Es gehört schon ein sehr dickes Fell dazu, junge Frauen, die 1992/1993 minderjährig waren und von einem gewalttätigen Zuhälter zur Prostitution gezwungen wurden, 19 Jahre später als “Prostituierte” vor Gericht zu zitieren. Trixi und Mandy arbeiten beide nicht als Prostituiere – im Gegenteil. Beide haben sich eine eigene bürgerliche Existenz aufgebaut. Wie ein ehemaliger Boxer und Bordellbesitzer überhaupt die Macht über die jungen Mädchen bekam und welche Rolle die Umbruchzeiten in Leipzig anfangs der 1990er Jahre dabei spielten, auch das schildert Jana Simon in ihrem Artikel im “ZEITMagazin”, das der aktuellen “Zeit” 10/2012 beiliegt.

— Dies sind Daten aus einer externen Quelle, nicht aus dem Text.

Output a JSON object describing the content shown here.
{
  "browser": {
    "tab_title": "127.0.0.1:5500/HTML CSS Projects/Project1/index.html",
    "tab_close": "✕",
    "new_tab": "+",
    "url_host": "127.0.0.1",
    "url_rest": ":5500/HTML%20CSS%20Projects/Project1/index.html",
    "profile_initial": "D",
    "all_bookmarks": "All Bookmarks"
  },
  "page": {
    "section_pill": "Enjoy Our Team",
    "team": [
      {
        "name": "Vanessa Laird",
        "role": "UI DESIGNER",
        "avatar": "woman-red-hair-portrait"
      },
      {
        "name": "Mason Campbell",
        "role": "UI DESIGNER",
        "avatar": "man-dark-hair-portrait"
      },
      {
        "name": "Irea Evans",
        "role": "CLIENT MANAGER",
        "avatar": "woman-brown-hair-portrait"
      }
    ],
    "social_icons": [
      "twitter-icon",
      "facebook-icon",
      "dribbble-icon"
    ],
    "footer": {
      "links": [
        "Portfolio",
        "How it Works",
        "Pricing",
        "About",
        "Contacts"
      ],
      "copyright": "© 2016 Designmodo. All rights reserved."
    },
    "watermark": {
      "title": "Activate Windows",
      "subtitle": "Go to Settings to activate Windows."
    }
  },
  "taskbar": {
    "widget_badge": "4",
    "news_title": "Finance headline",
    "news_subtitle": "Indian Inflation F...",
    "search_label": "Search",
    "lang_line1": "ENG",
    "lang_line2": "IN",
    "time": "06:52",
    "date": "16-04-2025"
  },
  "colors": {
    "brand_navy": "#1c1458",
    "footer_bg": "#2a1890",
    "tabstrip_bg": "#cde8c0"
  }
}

Eigentlich der richtige Artikel zum richtigen Zeitpunkt. Morgen beginnt in Dresden der Prozess. Der nicht der erste im Zusammenhang mit der Aufarbeitung des so genannten “Sachsensumpfes” ist. Vor Gericht landeten ja auch die beiden Leipziger Journalisten Arndt Ginzel und Thomas Datt. Wegen “übler Nachrede” wurden sie zu 2.500 Euro Strafe verurteilt. Nach dem Prozess rätselte so mancher, wofür sie genau verurteilt wurden. Am Ende blieb eigentlich nur eine Frage, die sie zu deutlich gestellt hatten.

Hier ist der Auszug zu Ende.